= Erdős–Nagy theorem =

Non-convex polygons can be made convex by flips

The Erdős–Nagy theorem is a result in discrete geometry stating that a non-convex simple polygon can be made into a convex polygon by a finite sequence of flips. The flips are defined by taking a convex hull of a polygon and reflecting a pocket with respect to the boundary edge. The theorem is named after mathematicians Paul Erdős and Béla Szőkefalvi-Nagy.

==Statement==
A pocket of a non-convex simple polygon is a simple polygon bounded by a consecutive sequence of edges of the polygon together with a single edge of its convex hull that is not an edge of the polygon itself. Every convex hull edge that is not a polygon edge defines a pocket in this way. A flip of a pocket is obtained by reflecting the polygon edges that bound the pocket, across a reflection line containing the convex hull edge. Because the reflected pocket lies entirely within the reflected image of the convex hull, on the other side of this line, this operation cannot introduce any crossings, so the result of a flip is another simple polygon, with larger area.

In some cases, a single flip will cause a non-convex simple polygon to become convex. Once this happens, no more flips are possible.
The Erdős–Nagy theorem states that it is always possible to find a sequence of flips that produces a convex polygon in this way.
More strongly, for every simple polygon, every sequence of flips will eventually produce a convex polygon, in a finite number of steps.

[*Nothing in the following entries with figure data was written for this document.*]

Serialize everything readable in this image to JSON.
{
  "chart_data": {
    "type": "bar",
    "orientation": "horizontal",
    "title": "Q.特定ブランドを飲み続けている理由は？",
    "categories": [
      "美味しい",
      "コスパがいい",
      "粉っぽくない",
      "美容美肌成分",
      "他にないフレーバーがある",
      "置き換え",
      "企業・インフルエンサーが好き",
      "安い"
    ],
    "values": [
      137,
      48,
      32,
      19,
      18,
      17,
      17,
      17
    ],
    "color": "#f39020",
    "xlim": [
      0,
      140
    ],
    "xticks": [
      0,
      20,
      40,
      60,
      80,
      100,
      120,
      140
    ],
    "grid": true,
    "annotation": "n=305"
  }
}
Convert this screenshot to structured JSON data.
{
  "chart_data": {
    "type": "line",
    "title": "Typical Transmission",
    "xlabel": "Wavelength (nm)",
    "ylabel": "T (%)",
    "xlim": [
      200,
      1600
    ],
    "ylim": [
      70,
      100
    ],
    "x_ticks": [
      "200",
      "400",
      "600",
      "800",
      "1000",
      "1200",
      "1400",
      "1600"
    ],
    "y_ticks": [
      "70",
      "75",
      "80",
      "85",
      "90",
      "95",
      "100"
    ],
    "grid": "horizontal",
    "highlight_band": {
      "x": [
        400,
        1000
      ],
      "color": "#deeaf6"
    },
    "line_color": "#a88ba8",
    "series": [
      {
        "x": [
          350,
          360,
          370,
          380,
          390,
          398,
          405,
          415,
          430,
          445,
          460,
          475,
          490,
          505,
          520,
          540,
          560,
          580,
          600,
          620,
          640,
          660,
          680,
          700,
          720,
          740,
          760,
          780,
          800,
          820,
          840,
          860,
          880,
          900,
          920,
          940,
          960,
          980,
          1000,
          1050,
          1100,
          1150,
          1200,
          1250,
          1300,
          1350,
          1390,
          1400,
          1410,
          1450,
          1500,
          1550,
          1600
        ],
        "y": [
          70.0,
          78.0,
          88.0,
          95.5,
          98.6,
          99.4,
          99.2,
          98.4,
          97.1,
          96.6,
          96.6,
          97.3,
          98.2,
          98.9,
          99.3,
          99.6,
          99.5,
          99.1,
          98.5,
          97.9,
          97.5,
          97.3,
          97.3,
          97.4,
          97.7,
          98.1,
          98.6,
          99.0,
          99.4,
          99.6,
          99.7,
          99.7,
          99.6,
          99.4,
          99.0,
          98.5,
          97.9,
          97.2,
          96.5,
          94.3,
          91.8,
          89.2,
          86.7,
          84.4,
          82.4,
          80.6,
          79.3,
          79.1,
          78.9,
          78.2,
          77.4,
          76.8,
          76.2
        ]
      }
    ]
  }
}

There exist quadrilaterals that require an arbitrarily large (but finite) number of flips to be made convex. Therefore, it is not possible to bound the number of steps as a function of the number of sides of the polygon.

== History ==
Paul Erdős conjectured the result in 1935 as a problem in the American Mathematical Monthly. In the version posed by Erdős, all pockets are to be flipped simultaneously; however, this may cause the polygon to become non-simple, as two pockets may flip on top of each other. In 1939, Szőkefalvi-Nagy pointed out this problem with Erdős's formulation, reformulated the problem in its now-standard form, and published a proof. Szőkefalvi-Nagy's proof had an incorrect case, which was pointed out in a 1995 survey of the problem by Branko Grünbaum; however, the proofs by Grünbaum and Godfried Toussaint are similarly incomplete. Additional proofs (some but not all correct) were provided in 1957 by two independent Russian mathematicians, Reshetnyak and Yusupov, in 1959, by Bing and Kazarinoff, and in 1993 by Wegner.
Demaine, Gassend, O'Rourke, and Toussaint survey this history and provide a corrected proof.

==Variations==
An alternative method of making non-convex polygons convex that has also been studied is to perform flipturns, 180-degree rotations of a pocket around the midpoint of its convex hull edge.